Bien que les thématiques soient toutes aussi intéressantes que dans le premier, elles sont moins révolutionnaires et moins d'actualités.

Une œuvre élitiste ?


Comme certains l'ont déjà dit avant moi, Blade Runner 2049 est « l'anti-Ghost In The Shell ». Là où Ghost in The Shell simplifiait l’œuvre originale pour la rendre plus accessible, Blade Runner 2049 est très élitiste. Le premier était déjà réservé qu'à un certain type de public mais celui-ci est beaucoup trop fermé et je pense que cela joue en la défaveur du film. Cela légitime l’authenticité du film du fait qu’il ne soit pas mainstream mais l’échec commercial que BR2049 est en train de subir bouleverse l’avenir des blockbusters de ce calibre.

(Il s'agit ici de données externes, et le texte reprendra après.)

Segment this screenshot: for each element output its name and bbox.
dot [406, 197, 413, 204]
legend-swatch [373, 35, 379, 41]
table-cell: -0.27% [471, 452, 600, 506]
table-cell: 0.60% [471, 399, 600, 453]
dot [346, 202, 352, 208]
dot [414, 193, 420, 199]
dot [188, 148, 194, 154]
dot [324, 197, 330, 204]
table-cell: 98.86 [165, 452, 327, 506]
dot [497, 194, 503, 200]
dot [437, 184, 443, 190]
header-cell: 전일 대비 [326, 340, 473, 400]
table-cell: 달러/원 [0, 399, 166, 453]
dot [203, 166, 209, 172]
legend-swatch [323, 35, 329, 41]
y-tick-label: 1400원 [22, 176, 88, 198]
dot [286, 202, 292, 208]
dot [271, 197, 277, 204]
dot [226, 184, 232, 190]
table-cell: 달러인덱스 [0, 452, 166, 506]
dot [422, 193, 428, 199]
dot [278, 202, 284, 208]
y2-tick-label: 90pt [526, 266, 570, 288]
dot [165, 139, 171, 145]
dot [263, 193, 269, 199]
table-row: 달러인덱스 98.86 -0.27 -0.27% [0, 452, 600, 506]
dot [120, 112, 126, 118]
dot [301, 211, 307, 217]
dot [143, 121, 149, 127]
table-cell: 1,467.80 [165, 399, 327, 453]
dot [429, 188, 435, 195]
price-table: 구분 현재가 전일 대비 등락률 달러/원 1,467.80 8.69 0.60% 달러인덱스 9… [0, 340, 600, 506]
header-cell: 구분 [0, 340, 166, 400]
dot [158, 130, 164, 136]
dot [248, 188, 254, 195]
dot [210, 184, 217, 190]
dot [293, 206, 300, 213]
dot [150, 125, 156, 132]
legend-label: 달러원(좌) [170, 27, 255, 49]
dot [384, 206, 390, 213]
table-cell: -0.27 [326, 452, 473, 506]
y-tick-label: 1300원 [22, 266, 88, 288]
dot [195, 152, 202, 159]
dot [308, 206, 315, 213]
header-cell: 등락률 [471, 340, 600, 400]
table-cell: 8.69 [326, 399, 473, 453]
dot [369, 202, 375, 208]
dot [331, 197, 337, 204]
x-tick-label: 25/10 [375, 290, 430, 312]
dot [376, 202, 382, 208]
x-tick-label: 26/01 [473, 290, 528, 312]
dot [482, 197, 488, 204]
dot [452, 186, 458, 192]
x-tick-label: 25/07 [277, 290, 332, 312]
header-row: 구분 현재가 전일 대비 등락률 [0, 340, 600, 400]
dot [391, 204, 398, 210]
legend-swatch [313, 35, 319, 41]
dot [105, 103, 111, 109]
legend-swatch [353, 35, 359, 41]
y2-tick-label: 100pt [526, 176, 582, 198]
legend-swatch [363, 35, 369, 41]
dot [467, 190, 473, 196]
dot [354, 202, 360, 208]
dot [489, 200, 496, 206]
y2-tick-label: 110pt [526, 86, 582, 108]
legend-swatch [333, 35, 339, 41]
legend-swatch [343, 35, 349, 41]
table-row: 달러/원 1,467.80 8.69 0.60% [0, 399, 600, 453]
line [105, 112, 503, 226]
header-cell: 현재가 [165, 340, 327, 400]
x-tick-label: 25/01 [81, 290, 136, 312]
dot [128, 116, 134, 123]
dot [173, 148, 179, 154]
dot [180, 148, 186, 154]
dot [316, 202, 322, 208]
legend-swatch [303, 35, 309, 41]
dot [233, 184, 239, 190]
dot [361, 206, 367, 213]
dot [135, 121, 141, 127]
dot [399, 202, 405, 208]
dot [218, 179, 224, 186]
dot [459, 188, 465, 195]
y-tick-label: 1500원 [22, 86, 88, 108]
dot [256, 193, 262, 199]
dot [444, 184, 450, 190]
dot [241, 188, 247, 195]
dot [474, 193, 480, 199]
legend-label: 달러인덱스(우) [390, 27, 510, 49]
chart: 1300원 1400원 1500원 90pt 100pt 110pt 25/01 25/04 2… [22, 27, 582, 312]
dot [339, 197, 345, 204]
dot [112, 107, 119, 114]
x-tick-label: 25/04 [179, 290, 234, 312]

La motivation principale des studios aujourd’hui c’est le profit et avec ce film on ne peut pas dire que Sony connaisse du succès. Cela va faire passer l’envie à Hollywood de produire de tels films, favorisant plutôt les blockbusters tout public.
Je ne jette pas la pierre à BR2049 qui se veut élitiste, c’est juste que cela semble paradoxal avec la stratégie actuelle d’Hollywood. Je trouve cela étonnant (dans le bon sens du terme) qu’un studio ait accepté de financer un film pareil.

Ce métrage n’est pas destiné à n’importe qui, et j'imagine que beaucoup  de spectateurs ont dû s’attendre à une production hollywoodienne lambda.  À ce propos, l'affiche et le trailer sont trompeurs sur la marchandise. On peut s’attendre à de l’action brute alors qu’il n’en ai rien (et heureusement, sinon cela aurait dénaturé l’œuvre de Ridley Scott).

Mon avis final 


Blade Runner 2049 ne parvient pas à égaler son prédécesseur. Il s’agit d’un film rempli de poésie dépeint par des thématiques réflexives mais moins révolutionnaires. Il rend un bel hommage à l’œuvre de Ridley Scott tout en s’affranchissant de son héritage. Malgré cela, cette suite était largement dispensable et je suis totalement contre un troisième opus.

Pour autant, cette œuvre fictionnelle n’est pas exempt d’émotions, et elle nous livre des personnages complexes, au même titre que Blade Runner premier du nom. Cette oeuvre cinématographique vous laissera certainement un avis à double tranchant. En sortant de ma séance, Blade Runner 2049 m’a divisé en deux. J’ai trouvé que le film était très réussi sur certains points mais décevants sur d’autres aspects. Pourtant, en y réfléchissant bien, ce film me semble de plus en plus abouti au fur et à mesure que l'on saisi la profondeur de certaines thématiques qui ne sont pas forcément perceptibles dès la fin du visionnage

Visuellement, BR2049 est très riche et expose un univers lugubre mais pas dénué de couleurs (à l’inverse du premier). Seulement, le story telling reste inconsistant malgré une réflexion importante. Ce que le film perd en qualités scénaristiques, il le gagne en qualités visuelles. Je reproche sa longueur à cette production, mais j’avoue ne pas être déçu par les quelques longs plans-séquence ayant pour finalité de développer et d’enrichir l’univers du métrage, qui joue un rôle à part entière.